Beyond sharing fascinating details, Hastings puts you into the mindset of the decision-makers of the time, helping you to understand why they took the actions they did by giving you the context: what was known by allied and enemy leaders in 1944 and 1945, minus the benefit of contemporary hindsight. One understands, after reading Retribution, why allied military forces showed little mercy to the Japanese, why the people of Japanese-occupied countries hate and fear the Japanese to this day, and why American military and political leaders undertook the firebombing of Japanese cities and later the employment of atomic bombs.

Max Hastings has written a companion WWII history covering the last year of the allied campaign against the Nazis. It is titled Armageddon. I will certainly read it, and soon.

Here Comes Trouble
Michael Moore

Michael Moore presents himself as an honest and forthcoming guy, a regular fellow anyone would be proud to know, but in fact his partial autobiography gives us only a few glimpses into his life and experiences, leaving much unsaid. He tells us about his life in short chapters covering different stages of his life: we learn a bit about him as a child, a teenager, a budding politician, an underground journalist, and eventually a documentary film maker. Each vignette features a moral lesson learned, meant to show us how he developed his values and convictions. 

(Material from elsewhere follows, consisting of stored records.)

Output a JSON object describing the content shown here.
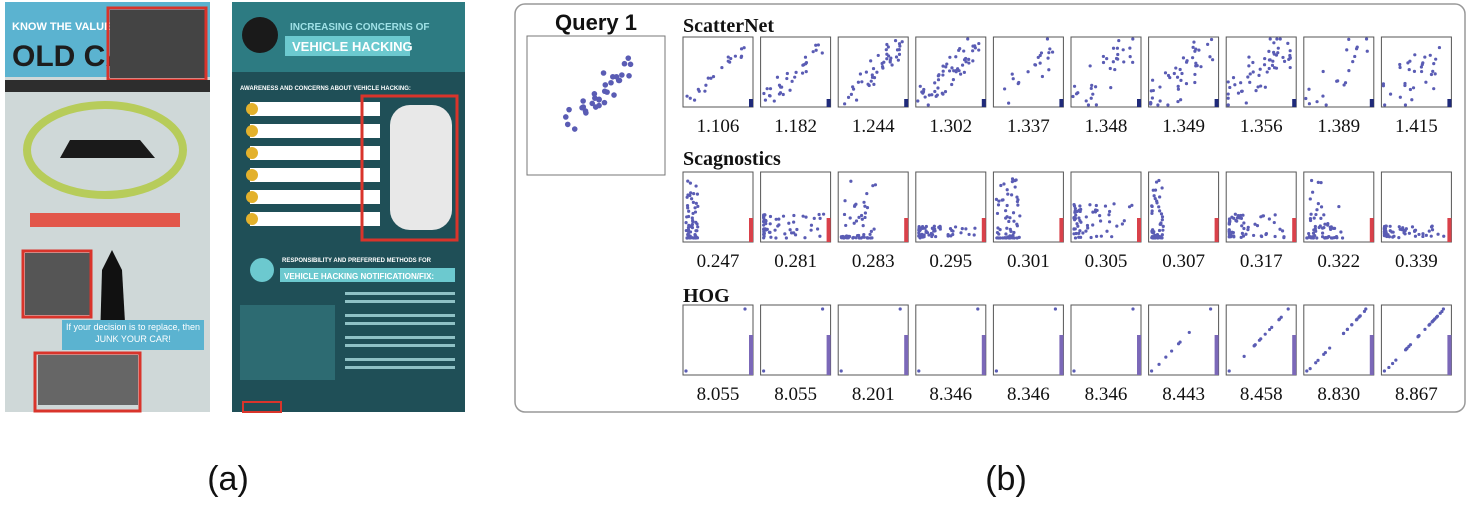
{
  "panel_a": {
    "caption": "(a)",
    "infographics": [
      {
        "title": "KNOW THE VALUE OF YOUR",
        "headline": "OLD CAR",
        "note": "If your decision is to replace, then JUNK YOUR CAR!"
      },
      {
        "title": "INCREASING CONCERNS OF",
        "headline": "VEHICLE HACKING",
        "section1": "AWARENESS AND CONCERNS ABOUT VEHICLE HACKING:",
        "section2": "RESPONSIBILITY AND PREFERRED METHODS FOR",
        "section2_headline": "VEHICLE HACKING NOTIFICATION/FIX:"
      }
    ]
  },
  "panel_b": {
    "caption": "(b)",
    "query": "Query 1",
    "rows": [
      {
        "method": "ScatterNet",
        "scores": [
          "1.106",
          "1.182",
          "1.244",
          "1.302",
          "1.337",
          "1.348",
          "1.349",
          "1.356",
          "1.389",
          "1.415"
        ]
      },
      {
        "method": "Scagnostics",
        "scores": [
          "0.247",
          "0.281",
          "0.283",
          "0.295",
          "0.301",
          "0.305",
          "0.307",
          "0.317",
          "0.322",
          "0.339"
        ]
      },
      {
        "method": "HOG",
        "scores": [
          "8.055",
          "8.055",
          "8.201",
          "8.346",
          "8.346",
          "8.346",
          "8.443",
          "8.458",
          "8.830",
          "8.867"
        ]
      }
    ]
  }
}
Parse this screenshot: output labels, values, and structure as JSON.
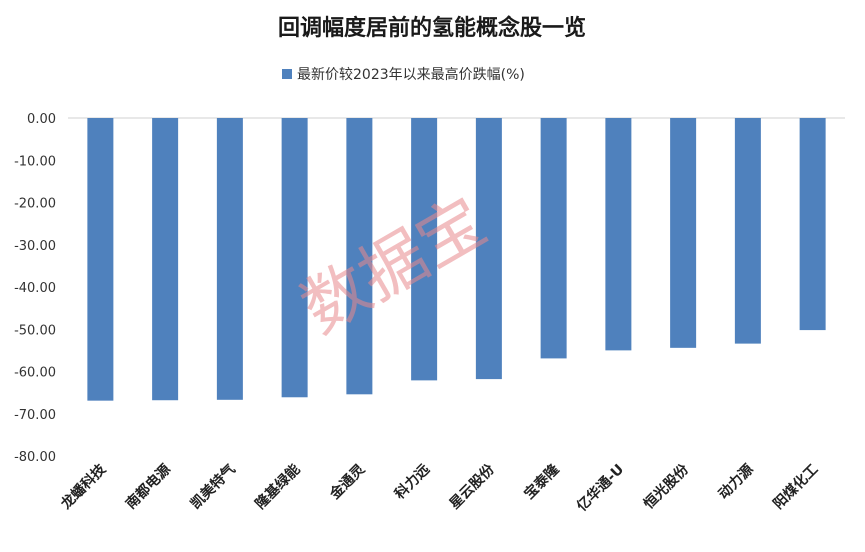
{
  "chart_data": {
    "type": "bar",
    "title": "回调幅度居前的氢能概念股一览",
    "categories": [
      "龙蟠科技",
      "南都电源",
      "凯美特气",
      "隆基绿能",
      "金通灵",
      "科力远",
      "星云股份",
      "宝泰隆",
      "亿华通-U",
      "恒光股份",
      "动力源",
      "阳煤化工"
    ],
    "series": [
      {
        "name": "最新价较2023年以来最高价跌幅(%)",
        "color": "#4F81BD",
        "values": [
          -66.9,
          -66.8,
          -66.7,
          -66.1,
          -65.4,
          -62.1,
          -61.8,
          -56.9,
          -55.0,
          -54.4,
          -53.4,
          -50.2
        ]
      }
    ],
    "ylim": [
      -80,
      0
    ],
    "yticks": [
      "0.00",
      "-10.00",
      "-20.00",
      "-30.00",
      "-40.00",
      "-50.00",
      "-60.00",
      "-70.00",
      "-80.00"
    ],
    "legend_position": "top",
    "grid": false
  },
  "watermark": "数据宝"
}
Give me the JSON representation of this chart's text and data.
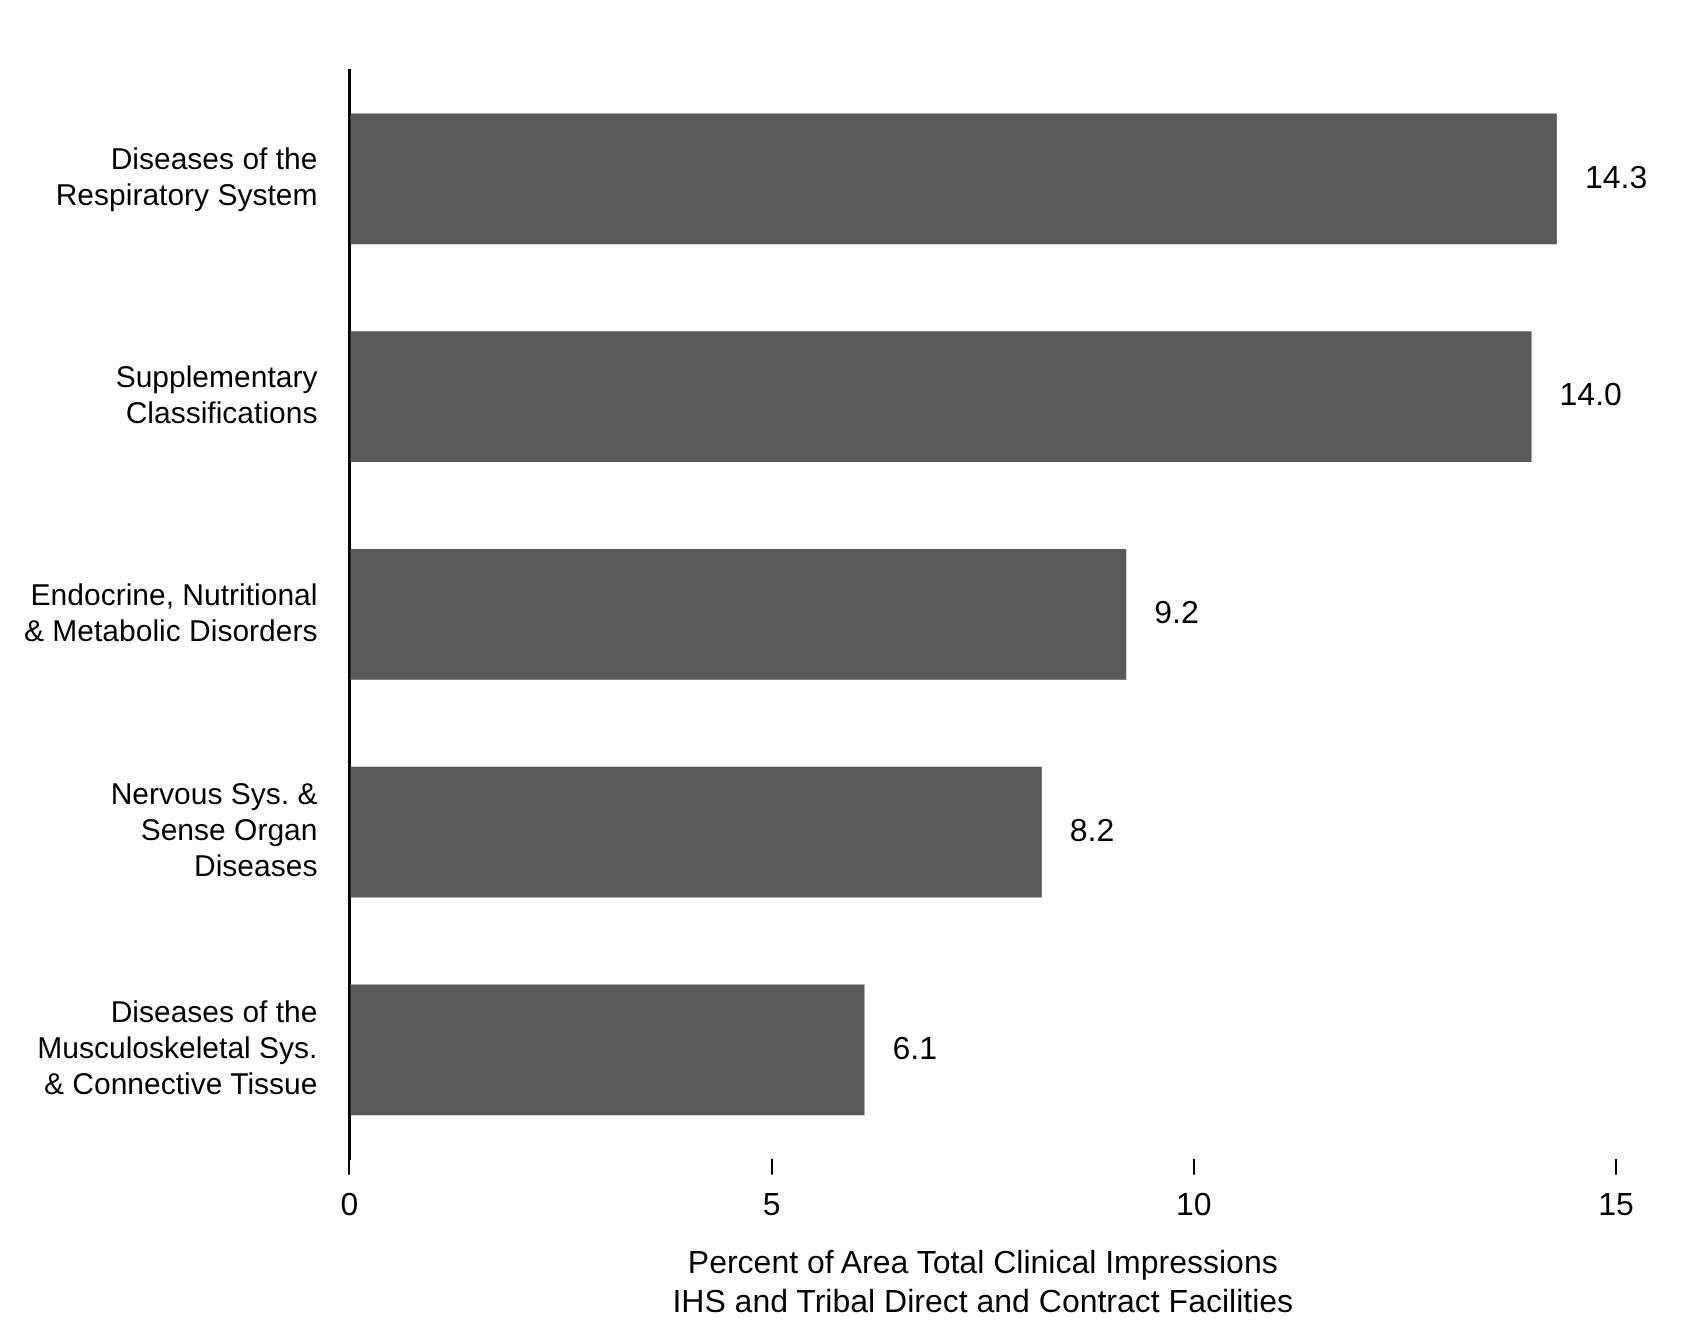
{
  "chart_data": {
    "type": "bar",
    "orientation": "horizontal",
    "categories": [
      "Diseases of the\nRespiratory System",
      "Supplementary\nClassifications",
      "Endocrine, Nutritional\n& Metabolic Disorders",
      "Nervous Sys. &\nSense Organ\nDiseases",
      "Diseases of the\nMusculoskeletal Sys.\n& Connective Tissue"
    ],
    "values": [
      14.3,
      14.0,
      9.2,
      8.2,
      6.1
    ],
    "value_labels": [
      "14.3",
      "14.0",
      "9.2",
      "8.2",
      "6.1"
    ],
    "color": "#5a5a5a",
    "xlim": [
      0,
      15
    ],
    "xticks": [
      0,
      5,
      10,
      15
    ],
    "xlabel": "Percent of Area Total Clinical Impressions\nIHS and Tribal Direct and Contract Facilities",
    "grid": false,
    "legend": false
  }
}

Moore isn’t afraid to reveal a few personal flaws or tell us about times when he failed to live up to his own standards (he relates one story about an incident at his high school where he should have stood up for a fellow student but didn’t) … but again, you sense he’s leaving much out and you wonder why. Just one example: he goes into some detail about his religious upbringing, even telling us about his desire to enter the priesthood and his year at a seminary school, but he implies in later chapters he’s abandoned the church … without coming out and saying so. What does Michael Moore believe in today? Does he still believe or is he an atheist? He doesn’t say, even though he begs the question by putting such stress on his early religious life. Another example: speaking of his earlier life, he describes friendships and romantic interests, but then tells us absolutely nothing about his marriage or his wife. We don’t even learn her name.

One thing he makes clear about himself in every story is that he can’t resist saying what he’s really thinking. Here comes trouble, indeed … Michael Moore is a born trouble-maker, and to the extent that he’s willing to share how he grew up and learned to channel his trouble-making instincts, this is an interesting book.